To test an instrument is biased or not, we measure a standard sample (4.55 mg/kg) 5 times. And at each time, the observation is made independently. The readings are as follows:

4.28, 4.40, 4.42, 4.35, 4.37

  • 1.1 Check the normality of the sample

  • 1.2 Do you use a Z-test or a t-test?

  • 1.3 What is the H0 and H1?

  • 1.4 Do you use one-sided or two-sided p-value?

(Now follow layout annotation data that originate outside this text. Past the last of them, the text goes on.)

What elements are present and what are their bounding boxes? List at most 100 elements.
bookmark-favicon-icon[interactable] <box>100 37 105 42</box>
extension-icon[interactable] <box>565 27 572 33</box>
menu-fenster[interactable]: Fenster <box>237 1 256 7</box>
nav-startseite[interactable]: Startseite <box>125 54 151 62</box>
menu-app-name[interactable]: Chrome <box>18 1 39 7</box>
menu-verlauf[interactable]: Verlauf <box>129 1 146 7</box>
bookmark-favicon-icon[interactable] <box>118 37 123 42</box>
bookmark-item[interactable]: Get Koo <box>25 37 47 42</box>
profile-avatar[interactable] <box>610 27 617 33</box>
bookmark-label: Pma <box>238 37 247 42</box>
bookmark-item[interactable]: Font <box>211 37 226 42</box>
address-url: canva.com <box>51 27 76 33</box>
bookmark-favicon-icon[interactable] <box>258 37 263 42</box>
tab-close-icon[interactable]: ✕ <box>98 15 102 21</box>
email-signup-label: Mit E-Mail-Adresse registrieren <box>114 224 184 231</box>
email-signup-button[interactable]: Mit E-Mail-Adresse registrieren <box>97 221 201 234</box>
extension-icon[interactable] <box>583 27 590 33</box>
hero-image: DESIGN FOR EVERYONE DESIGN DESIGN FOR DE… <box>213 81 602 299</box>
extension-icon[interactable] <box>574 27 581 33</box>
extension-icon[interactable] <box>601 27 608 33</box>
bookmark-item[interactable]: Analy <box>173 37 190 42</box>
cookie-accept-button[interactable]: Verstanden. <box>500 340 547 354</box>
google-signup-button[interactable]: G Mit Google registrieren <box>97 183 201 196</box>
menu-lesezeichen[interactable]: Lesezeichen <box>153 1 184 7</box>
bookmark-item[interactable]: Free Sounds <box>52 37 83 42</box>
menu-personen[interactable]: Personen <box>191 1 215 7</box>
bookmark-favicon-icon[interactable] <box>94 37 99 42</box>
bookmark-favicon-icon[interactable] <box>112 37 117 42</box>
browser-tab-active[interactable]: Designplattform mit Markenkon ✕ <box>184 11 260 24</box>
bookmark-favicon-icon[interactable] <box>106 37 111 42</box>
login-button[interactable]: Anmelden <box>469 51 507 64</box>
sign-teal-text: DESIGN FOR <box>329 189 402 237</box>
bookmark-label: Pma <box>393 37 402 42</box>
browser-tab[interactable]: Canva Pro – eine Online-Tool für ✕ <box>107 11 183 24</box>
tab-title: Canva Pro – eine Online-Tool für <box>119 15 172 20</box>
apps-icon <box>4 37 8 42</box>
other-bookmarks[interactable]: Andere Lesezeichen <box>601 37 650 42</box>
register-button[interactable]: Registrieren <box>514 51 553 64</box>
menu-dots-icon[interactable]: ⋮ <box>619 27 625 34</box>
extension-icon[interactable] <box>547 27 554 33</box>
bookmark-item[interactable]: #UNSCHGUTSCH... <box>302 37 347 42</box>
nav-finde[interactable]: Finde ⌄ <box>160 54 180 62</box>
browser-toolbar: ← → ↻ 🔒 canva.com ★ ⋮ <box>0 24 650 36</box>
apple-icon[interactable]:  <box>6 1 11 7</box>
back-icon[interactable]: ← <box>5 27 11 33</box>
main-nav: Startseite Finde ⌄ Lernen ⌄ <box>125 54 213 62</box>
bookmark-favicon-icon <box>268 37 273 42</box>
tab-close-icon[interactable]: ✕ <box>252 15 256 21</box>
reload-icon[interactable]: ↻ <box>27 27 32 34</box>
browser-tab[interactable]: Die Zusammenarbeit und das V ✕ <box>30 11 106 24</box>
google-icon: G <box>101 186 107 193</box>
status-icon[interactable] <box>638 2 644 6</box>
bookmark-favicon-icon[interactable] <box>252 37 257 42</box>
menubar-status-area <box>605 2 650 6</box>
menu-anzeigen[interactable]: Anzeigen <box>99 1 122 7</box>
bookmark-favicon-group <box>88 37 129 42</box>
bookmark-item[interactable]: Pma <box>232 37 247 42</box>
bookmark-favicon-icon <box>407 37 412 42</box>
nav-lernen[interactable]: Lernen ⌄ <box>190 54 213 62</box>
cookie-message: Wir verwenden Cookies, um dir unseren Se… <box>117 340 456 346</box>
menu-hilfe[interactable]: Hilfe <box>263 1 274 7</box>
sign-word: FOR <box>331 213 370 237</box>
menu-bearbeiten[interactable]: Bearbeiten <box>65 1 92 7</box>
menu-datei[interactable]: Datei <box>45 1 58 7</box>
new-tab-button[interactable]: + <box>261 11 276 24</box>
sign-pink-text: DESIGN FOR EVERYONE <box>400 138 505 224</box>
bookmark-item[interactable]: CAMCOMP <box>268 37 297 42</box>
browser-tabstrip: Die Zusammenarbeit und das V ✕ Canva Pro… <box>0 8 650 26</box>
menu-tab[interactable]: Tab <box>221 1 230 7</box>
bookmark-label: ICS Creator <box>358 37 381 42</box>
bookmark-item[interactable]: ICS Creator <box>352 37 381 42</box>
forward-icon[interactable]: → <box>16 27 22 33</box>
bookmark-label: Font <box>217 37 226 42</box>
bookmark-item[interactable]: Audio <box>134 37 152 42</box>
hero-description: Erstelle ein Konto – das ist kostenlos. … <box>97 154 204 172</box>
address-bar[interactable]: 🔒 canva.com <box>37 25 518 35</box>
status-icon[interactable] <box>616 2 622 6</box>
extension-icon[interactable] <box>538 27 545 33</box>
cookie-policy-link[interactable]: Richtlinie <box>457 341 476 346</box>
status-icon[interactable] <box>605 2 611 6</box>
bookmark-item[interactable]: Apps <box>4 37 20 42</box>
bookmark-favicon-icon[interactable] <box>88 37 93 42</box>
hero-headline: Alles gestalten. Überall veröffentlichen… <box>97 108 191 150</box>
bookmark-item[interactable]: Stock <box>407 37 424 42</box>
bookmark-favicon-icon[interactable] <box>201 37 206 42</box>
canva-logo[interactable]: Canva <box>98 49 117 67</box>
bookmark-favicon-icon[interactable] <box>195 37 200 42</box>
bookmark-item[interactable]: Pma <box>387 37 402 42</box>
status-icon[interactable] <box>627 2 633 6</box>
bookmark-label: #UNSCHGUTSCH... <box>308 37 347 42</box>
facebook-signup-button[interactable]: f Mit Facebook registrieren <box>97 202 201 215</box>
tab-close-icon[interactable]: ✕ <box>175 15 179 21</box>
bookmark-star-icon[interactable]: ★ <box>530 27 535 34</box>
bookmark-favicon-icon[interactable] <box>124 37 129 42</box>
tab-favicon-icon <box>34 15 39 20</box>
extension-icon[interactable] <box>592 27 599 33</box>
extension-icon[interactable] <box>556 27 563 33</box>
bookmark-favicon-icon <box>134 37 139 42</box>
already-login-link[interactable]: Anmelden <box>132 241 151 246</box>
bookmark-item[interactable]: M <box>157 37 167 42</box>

  • 1.5 Is the instrument biased or not?

Exercise #2

A student thinks people consume more energy when temperature is higher. To test this hypothesis, the student collects monthly energy costs for families from the previous year when temperature was 0.7 degree lower than the current year, and gets the mean cost per month was 200 RMB. The student then randomly samples 20 families and records their energy costs for the current year as follows:

199, 202, 202, 198, 196, 197, 201, 203, 198, 204,

201, 203, 201, 203, 203, 202, 197, 200, 201, 197

Do the observations suppose the student’s hypothesis?